Aos dezoito anos decidiu sair do interior e ir estudar na
capital. O ano era 1968. Alguns dizem que esse ano não acabou e talvez seja
verdade para ela...
Ganhava
sanduíches nos bares onde tocava seu violão enquanto estudava filosofia na
universidade e astrologia nas horas vagas. Além dos sanduíches, o dinheiro era
curto e houve uma semana em que a base da alimentação foi abacaxi. Estava em
promoção na feira.
Nessa época fez
muitos amigos que se autodenominavam hippies. Pessoas com cabelos despenteados
e roupas coloridas que queriam inventar uma nova sociedade, uma nova maneira de
viver. Ela não compreendia muito bem aquele movimento, começou nos Estados
Unidos contra uma guerra e virou muitas outras coisas. Mas ela sabia que era
contra todas as guerras, e que era contra a ditadura e por isso passou a usar seus lindos cabelos longos descabelados e
as longas saias coloridas também. Foi a maneira que ela encontrou de ir contra aquilo de que discordava sem ser presa e torturada.
Ela só não
gostava muito das substâncias variadas que os amigos usavam para atingir uma
suposta abertura de consciência. Costumava se sentir desorientada, sua
consciência parecia não se abrir em nada e ela acabou por desistir delas.

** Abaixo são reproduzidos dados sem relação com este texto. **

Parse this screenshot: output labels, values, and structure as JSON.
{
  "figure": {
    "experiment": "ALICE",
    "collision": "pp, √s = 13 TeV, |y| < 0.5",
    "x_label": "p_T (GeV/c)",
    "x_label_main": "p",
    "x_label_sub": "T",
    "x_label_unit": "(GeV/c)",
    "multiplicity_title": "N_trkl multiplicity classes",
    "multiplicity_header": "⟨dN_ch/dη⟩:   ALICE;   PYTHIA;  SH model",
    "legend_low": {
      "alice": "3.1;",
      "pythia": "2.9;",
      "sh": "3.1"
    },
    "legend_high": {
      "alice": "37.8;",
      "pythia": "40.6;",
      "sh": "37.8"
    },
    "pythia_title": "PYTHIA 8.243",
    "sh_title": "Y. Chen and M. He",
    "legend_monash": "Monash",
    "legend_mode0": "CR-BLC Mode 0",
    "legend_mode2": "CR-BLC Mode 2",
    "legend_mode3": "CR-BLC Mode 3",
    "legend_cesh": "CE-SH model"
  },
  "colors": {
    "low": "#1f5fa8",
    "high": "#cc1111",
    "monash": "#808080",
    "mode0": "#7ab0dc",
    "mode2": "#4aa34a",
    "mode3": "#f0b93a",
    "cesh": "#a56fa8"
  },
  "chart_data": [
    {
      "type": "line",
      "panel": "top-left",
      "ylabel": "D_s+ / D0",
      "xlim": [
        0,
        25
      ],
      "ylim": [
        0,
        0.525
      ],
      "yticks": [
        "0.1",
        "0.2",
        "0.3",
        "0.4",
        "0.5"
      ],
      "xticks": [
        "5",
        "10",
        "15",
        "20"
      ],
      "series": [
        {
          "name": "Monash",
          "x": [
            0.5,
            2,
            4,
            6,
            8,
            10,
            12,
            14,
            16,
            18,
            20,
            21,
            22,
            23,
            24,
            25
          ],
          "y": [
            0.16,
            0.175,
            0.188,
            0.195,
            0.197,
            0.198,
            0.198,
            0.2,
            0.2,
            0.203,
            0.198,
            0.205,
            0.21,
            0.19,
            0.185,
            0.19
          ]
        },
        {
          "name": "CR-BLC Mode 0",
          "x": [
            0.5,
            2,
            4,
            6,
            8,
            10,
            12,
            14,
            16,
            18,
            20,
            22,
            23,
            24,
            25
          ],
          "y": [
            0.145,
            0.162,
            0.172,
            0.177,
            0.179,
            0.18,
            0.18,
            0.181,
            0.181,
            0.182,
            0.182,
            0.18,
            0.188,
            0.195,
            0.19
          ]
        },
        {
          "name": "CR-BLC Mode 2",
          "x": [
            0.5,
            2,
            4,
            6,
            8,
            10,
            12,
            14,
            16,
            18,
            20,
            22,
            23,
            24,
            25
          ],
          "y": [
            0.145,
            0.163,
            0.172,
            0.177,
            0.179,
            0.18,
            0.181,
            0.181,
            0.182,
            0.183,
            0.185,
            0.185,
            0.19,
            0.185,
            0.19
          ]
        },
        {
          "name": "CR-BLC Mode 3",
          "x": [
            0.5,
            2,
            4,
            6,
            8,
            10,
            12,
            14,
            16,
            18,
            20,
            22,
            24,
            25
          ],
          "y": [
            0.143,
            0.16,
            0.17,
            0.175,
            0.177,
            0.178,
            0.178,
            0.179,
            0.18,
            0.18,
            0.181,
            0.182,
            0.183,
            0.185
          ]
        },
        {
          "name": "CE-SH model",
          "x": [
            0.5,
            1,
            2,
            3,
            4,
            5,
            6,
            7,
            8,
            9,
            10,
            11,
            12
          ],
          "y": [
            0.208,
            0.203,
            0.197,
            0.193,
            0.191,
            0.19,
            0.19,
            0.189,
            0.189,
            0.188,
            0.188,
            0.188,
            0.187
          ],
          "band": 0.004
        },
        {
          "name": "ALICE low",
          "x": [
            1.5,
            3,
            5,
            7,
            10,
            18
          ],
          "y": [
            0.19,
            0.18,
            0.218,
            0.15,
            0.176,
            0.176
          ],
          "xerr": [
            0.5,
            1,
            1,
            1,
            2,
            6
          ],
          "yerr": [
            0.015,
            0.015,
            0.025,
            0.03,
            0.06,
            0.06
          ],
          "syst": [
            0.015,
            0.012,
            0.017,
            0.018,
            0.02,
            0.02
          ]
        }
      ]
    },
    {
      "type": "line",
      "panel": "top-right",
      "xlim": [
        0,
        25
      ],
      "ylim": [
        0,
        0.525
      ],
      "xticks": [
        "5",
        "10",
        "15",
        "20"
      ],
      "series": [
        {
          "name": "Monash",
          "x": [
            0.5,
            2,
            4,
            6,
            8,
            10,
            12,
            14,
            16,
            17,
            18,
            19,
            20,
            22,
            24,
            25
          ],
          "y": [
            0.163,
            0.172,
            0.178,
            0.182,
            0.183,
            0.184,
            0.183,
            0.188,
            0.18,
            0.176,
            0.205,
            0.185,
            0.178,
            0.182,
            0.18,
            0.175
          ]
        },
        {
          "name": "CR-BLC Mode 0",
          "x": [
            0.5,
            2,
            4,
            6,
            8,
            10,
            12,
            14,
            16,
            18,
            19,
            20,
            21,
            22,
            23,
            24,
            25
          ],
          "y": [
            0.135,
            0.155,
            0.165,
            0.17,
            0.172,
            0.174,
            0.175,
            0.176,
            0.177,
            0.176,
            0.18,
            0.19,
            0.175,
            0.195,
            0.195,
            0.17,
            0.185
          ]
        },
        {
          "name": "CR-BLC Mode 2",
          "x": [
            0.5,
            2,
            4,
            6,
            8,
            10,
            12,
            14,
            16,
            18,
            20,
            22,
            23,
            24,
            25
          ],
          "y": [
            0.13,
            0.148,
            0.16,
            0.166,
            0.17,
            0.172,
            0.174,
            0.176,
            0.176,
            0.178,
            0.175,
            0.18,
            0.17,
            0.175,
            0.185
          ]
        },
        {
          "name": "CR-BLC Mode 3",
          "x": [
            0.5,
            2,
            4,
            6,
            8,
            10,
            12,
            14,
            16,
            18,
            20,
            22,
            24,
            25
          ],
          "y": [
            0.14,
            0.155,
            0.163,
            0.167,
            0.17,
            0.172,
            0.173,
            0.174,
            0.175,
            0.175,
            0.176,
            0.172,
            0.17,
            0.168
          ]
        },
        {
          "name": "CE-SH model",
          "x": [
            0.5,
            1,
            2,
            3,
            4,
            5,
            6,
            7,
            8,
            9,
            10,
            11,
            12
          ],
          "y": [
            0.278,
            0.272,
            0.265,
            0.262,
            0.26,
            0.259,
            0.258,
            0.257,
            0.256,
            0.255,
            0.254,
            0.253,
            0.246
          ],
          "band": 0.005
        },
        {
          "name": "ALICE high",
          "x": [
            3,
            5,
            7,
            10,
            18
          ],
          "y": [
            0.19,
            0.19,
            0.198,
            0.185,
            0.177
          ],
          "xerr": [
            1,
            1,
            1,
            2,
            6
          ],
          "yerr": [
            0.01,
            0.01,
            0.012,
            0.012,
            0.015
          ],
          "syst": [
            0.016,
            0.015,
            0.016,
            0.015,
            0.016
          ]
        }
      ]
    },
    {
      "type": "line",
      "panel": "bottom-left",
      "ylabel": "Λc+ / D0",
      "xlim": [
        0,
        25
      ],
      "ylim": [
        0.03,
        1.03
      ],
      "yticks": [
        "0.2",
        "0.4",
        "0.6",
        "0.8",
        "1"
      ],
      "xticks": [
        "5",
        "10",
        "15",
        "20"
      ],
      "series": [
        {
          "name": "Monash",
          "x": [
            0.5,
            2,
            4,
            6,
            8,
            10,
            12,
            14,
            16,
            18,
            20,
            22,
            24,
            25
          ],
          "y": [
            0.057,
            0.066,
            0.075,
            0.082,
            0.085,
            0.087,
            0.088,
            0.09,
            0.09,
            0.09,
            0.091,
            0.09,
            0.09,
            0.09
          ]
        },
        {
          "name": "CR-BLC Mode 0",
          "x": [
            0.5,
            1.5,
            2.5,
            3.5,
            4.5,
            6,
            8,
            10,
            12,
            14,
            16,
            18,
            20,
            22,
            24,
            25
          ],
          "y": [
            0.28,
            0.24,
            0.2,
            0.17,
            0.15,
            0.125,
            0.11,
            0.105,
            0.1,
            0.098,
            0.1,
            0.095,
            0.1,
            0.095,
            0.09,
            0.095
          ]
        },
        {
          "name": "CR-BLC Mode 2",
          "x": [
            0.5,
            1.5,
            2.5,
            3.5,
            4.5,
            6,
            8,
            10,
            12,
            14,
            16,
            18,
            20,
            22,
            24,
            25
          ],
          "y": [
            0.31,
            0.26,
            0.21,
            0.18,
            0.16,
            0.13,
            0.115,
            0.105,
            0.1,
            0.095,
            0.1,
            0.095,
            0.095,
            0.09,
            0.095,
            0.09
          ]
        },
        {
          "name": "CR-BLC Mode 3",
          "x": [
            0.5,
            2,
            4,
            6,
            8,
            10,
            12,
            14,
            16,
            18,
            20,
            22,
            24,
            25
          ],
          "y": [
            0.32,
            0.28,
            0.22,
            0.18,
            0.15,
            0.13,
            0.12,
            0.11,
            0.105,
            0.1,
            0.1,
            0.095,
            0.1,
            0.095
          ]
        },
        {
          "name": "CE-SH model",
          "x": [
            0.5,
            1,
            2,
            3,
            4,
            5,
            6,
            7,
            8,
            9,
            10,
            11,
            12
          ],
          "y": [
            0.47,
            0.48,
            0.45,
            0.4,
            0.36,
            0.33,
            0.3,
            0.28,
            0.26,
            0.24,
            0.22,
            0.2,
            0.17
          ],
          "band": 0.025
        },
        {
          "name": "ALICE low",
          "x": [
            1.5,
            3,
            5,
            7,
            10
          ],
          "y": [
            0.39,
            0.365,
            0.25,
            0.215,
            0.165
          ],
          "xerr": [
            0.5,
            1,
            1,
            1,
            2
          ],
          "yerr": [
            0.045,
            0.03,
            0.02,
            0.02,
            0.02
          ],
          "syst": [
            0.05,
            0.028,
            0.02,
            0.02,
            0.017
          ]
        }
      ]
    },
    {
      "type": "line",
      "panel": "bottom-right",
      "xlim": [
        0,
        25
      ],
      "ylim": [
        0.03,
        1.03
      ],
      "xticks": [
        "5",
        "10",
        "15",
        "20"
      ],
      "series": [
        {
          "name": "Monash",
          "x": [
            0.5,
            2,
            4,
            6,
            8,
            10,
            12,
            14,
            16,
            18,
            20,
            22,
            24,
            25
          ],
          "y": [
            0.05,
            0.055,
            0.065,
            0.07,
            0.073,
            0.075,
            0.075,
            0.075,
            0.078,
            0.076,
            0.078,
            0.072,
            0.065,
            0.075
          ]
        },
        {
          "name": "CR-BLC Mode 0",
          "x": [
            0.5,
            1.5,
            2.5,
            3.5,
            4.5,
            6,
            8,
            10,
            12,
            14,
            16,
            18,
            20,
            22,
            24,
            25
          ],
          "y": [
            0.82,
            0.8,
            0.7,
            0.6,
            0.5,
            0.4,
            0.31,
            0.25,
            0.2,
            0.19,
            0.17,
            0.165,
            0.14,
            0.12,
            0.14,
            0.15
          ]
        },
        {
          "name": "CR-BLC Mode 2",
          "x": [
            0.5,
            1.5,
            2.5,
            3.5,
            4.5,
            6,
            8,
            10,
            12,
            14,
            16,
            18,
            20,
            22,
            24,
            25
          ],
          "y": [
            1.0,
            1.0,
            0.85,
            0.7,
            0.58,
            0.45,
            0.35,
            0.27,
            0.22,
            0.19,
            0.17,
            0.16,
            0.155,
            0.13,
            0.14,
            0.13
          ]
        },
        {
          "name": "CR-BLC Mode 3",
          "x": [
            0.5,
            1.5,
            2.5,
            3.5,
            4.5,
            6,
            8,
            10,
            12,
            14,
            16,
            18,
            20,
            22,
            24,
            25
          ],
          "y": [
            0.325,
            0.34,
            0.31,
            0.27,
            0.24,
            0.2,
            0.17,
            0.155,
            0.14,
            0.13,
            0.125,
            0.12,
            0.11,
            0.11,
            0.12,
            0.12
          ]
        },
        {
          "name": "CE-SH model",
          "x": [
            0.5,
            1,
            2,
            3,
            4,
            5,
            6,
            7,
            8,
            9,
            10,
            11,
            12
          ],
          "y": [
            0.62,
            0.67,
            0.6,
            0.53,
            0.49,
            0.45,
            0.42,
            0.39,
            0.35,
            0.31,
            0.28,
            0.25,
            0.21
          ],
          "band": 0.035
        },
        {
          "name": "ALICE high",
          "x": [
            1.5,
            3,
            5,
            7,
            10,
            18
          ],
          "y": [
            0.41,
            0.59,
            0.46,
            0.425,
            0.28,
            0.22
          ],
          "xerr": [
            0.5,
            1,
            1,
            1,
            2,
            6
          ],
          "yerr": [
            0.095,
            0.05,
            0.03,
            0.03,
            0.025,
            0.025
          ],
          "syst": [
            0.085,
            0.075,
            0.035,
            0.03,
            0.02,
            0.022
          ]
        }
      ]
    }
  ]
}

Adotou a alimentação vegetariana. Sonhou um dia viver numa comunidade de pessoas que trabalhariam pelo bem comum. Sonhou muitos sonhos de um mundo melhor, ela e aquele 'beatle'.
Adotou a alimentação vegetariana. Sonhou um dia viver numa comunidade de pessoas que trabalhariam pelo bem comum. Sonhou muitos sonhos de um mundo melhor, ela e aquele 'beatle'.
Um dia ela
resolveu ir ver o mar pela primeira vez. Junto com outros amigos foi de
carona até o litoral. Quatro dias para percorrer os quatrocentos quilômetros até
o oceano.
Quando ela viu o
mar pela primeira vez foi uma emoção límpida, serena. Naquele momento ela se
sentiu parte de algo maior. Nunca tinha visto tanto azul.
Sentiu pela
primeira vez o cheiro de maresia. Ouviu pela primeira vez o som das ondas.
Pegou seu violão,
sentou-se na areia e tocou. E cantou. E chorou.
No fim do dia
descobriram um galpão abandonado onde poderiam passar a noite. Outras pessoas
na mesma situação já estavam se acomodando por lá. Ouvia-se conversas aqui e
ali, outros violões. Cheiros de fumaças.
Quando todos já
estavam dormindo, ela escutou estranhos ruídos próximos à parede. Ligou sua
lanterna, e do ângulo que estava deitada no chão viu três baratas enormes a
alguns centímetros de distância.
Levantou-se
imediatamente e saiu dali sentindo o ar da noite que começava a esfriar.
Perambulou pela cidade até encontrar uma igreja. Acomodou-se nas escadas e
adormeceu por alguns minutos quando foi acordada por um rapaz que tocava
gentilmente seu ombro.
- Olá! Está tudo
bem com você?
Ela teve um
sobressalto. Abriu os olhos e viu um rosto que usava óculos de grossos aros
pretos.
- Me desculpa,
eu não quis te assustar.
- Tudo bem. Você
quer alguma coisa?
- Você pretende
passar a noite aqui?
- Sim, algum
problema?
- Vai esfriar.
Você não gostaria de dormir na minha barraca?
- Mas que
absurdo, você nem me conhece e já vem me fazendo uma proposta como essa?
- Não, não! Você
não entendeu. Eu te empresto a barraca e fico de fora.
Silêncio.
- Você pode
repetir?
Ele repetiu.
Ela aceitou,
relutante.
Ela dormiu dentro
da barraca e ele no chão na porta, como que velando seu sono.
Eles passaram os dias que se seguiram
juntos. Em que momento ela o convidou para entrar é uma dúvida que permanece.
Mas o fato é que eles voltaram no fusca dele de Garopaba para Porto Alegre.
Fusca esse em que eu aprendi a dirigir vinte anos depois quando completei dezoito anos. A primeira das três que ele ensinou a dirigir.
Os muitos sonhos
foram ficando pelo caminho. As comunidades não deram certo. As guerras não
acabaram. As consciências não se abriram. Mas o amor deles durou, imperfeito,
único, necessário como a vida.
E essa história,
já modificada pelas fantasias e desejos de quem contou e de quem ouviu,
permanece enfeitando o presente, pelo menos de quem quiser ter um presente enfeitado.